Anti-smoking critics have attacked LeBow for his involvement with and ownership of tobacco producer Liggett Group. Critics cite a 1993 deposition, where LeBow was reported to have denied knowing whether smoking caused cancer.[10] By the mid-1990s, however, LeBow had broken ranks with other tobacco producers to settle cases against Liggett and had made statements that he believed smoking was harmful.[11] Then, nearly a decade later, in 2005, LeBow would retract or disavow many of his earlier criticisms of the tobacco industry. In 2005, LeBow could identify only a handful of documents that had led to his earlier criticisms and was reluctant to identify a "direct link" between smoking and cancer.[12] Critics cite evidence that Philip Morris paid at least some of Liggett's legal bills in order to buy its cooperation in anti-tobacco lawsuits.[13]

LeBow has also been scrutinized a number of times for a variety of decisions and business dealings:

  • In 2005, LeBow resigned from the Dana-Farber Cancer Institute Board of Trustees shortly after his appointment over discussions about the propriety of associating with the owner of a company which sells products that are known to cause cancer.[14]
  • In 1993, Brooke Group Shareholder Frank Gyetvan sued LeBow on behalf of other company shareholders, claiming Brooke had improperly lent Lebow money for luxury personal items, such as a $21 million dollar yacht. The suit was settled the following year, with LeBow repaying $16 million to Brooke's other shareholders and giving up his right to receive 6.25 million in preferred dividends .[15]
  • In 1989, LeBow was criticized for using $3 million to fly a planeload of friends to a London party for the launch of his 177-foot yacht. The trip came during the time LeBow controlled MAI Systems, an Irvine, Calif.-based computer network company, and Western Union. Both companies filed for Chapter 11 bankruptcy reorganization in 1993."[16] (Although LeBow later reorganized Western Union and sold it to First Financial Management for $1.2 billion.)[17]

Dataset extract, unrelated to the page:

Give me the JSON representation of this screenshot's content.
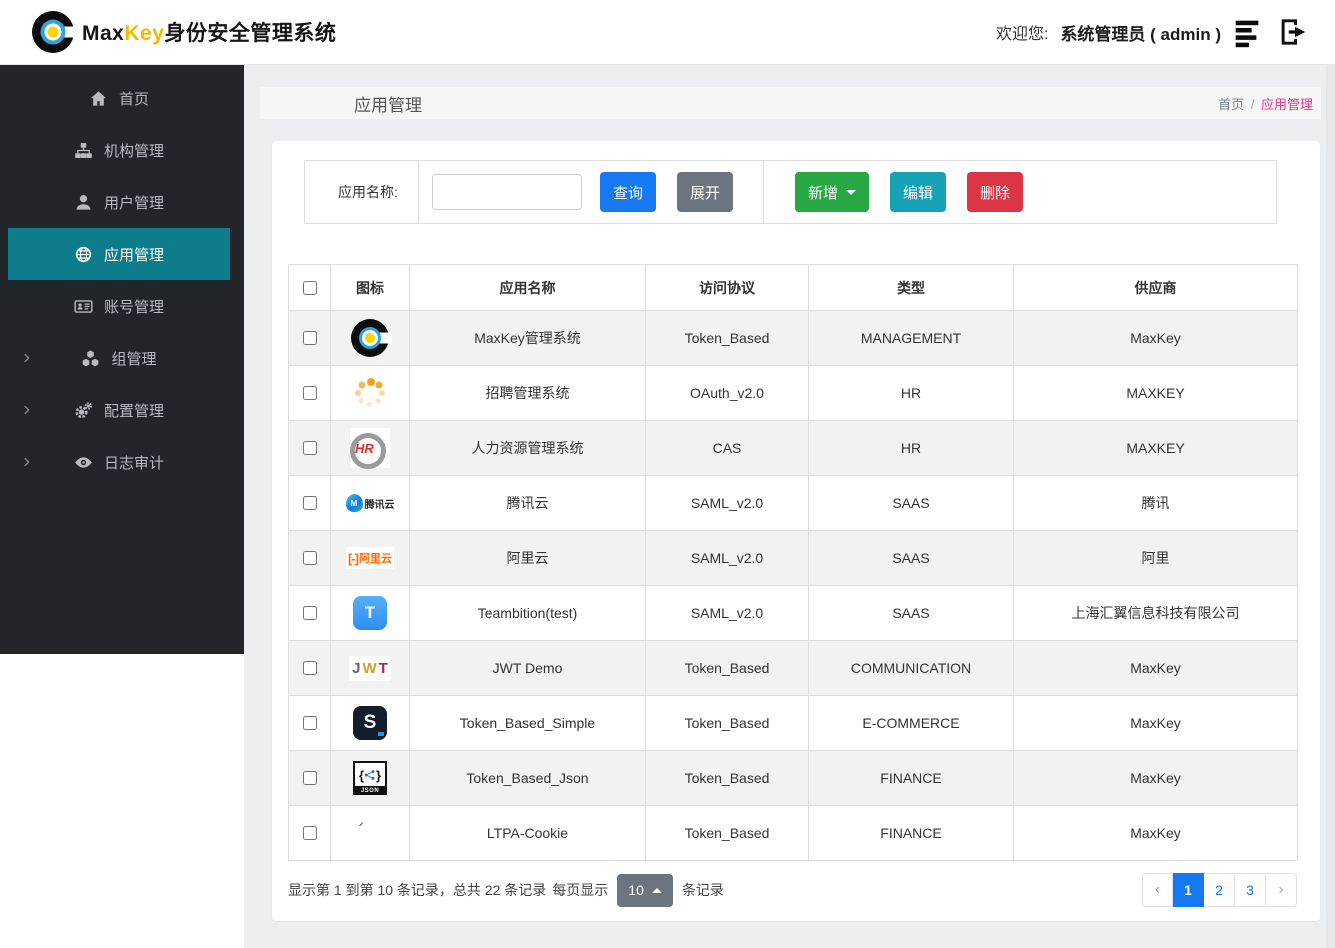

  • In 1984, LeBow completed the sale of Information Displays which subsequently went bankrupt. The buyer sued LeBow and his partners for fraud and misrepresentation. In 1986, the S.E.C. charged an associate of LeBow's (William Weksel) with violations of securities regulations[18]

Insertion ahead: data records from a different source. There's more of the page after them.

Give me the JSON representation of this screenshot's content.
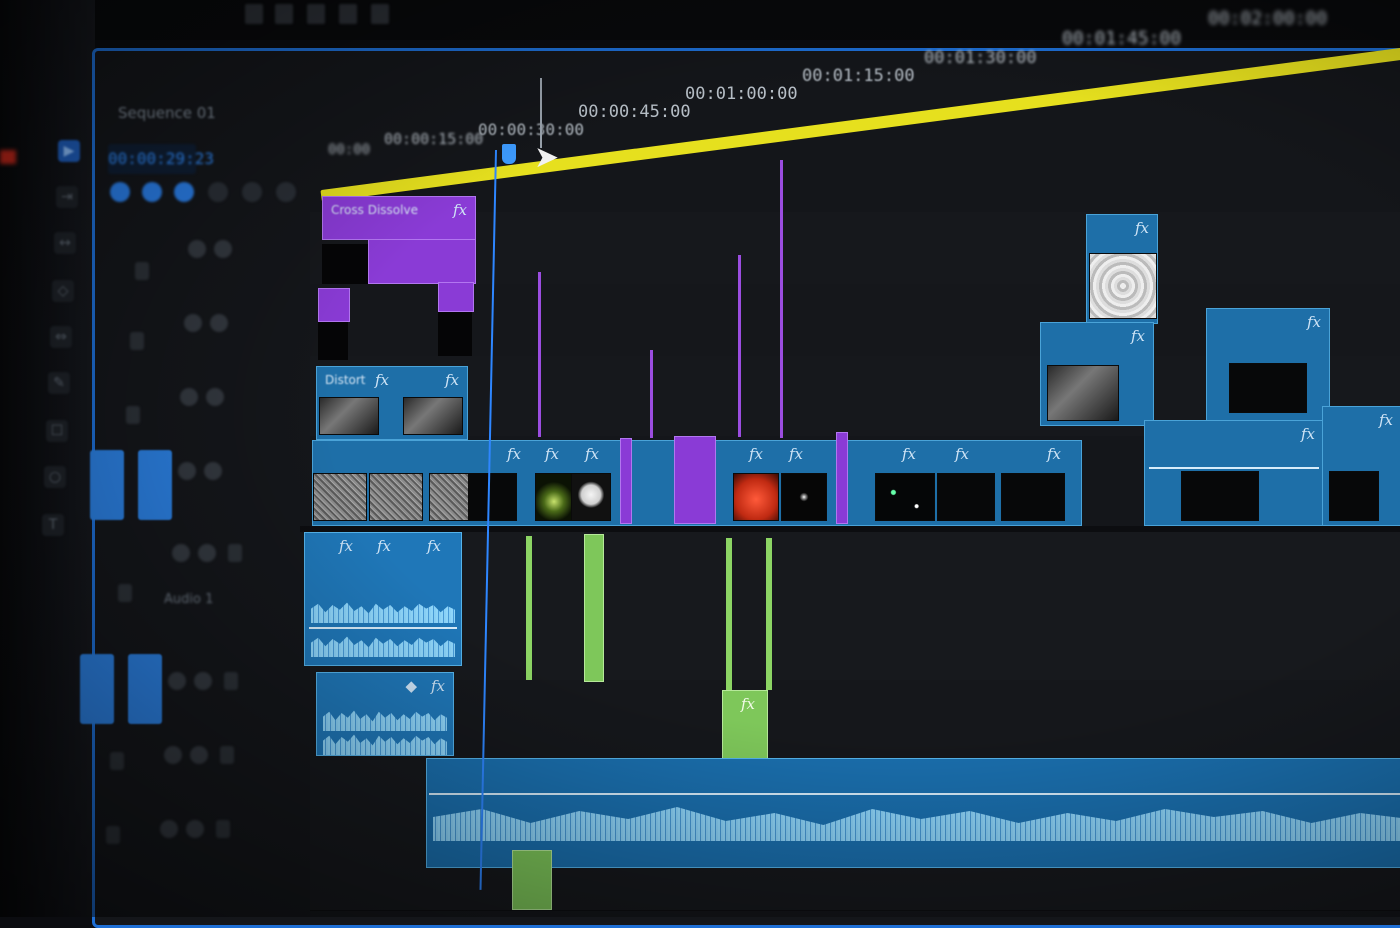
{
  "app": {
    "panel_title": "Sequence 01",
    "timecode": "00:00:29:23"
  },
  "ruler": {
    "labels": [
      {
        "text": "00:00"
      },
      {
        "text": "00:00:15:00"
      },
      {
        "text": "00:00:30:00"
      },
      {
        "text": "00:00:45:00"
      },
      {
        "text": "00:01:00:00"
      },
      {
        "text": "00:01:15:00"
      },
      {
        "text": "00:01:30:00"
      },
      {
        "text": "00:01:45:00"
      },
      {
        "text": "00:02:00:00"
      }
    ]
  },
  "tracks": {
    "v2_clip_label": "Cross Dissolve",
    "v1_clip_label": "Distort",
    "a_track_name": "Audio 1"
  },
  "icons": {
    "fx": "fx",
    "cursor": "➤",
    "transition_arrows": "◆"
  },
  "colors": {
    "accent": "#2e86ff",
    "work_area": "#e6e01e",
    "video_clip": "#1e6fa8",
    "adjustment_clip": "#8a3bd6",
    "nested_audio_clip": "#7ec75a",
    "audio_clip": "#1f77b8"
  }
}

  • In the past, LeBow's business associations have come into question. In the book "Red Mafiya: How the Russian Mob Has Invaded America", the author states: "Ukrainian mob boss Vadim Rabinovich attended a Clinton-Gore fund raiser at the Sheraton Bel Harbor Hotel in Miami. Rabinovich came as a guest of Bennet S. LeBow, the Chairman of Brooke Group Ltd, Parent of Liggett, a cigarette manufacturing company (LeBow refused to comment)." [19] According to a spokesman for LeBow, LeBow's Brooke Group and Rabinovich developed a business center and luxury hotel in Kiev.[20]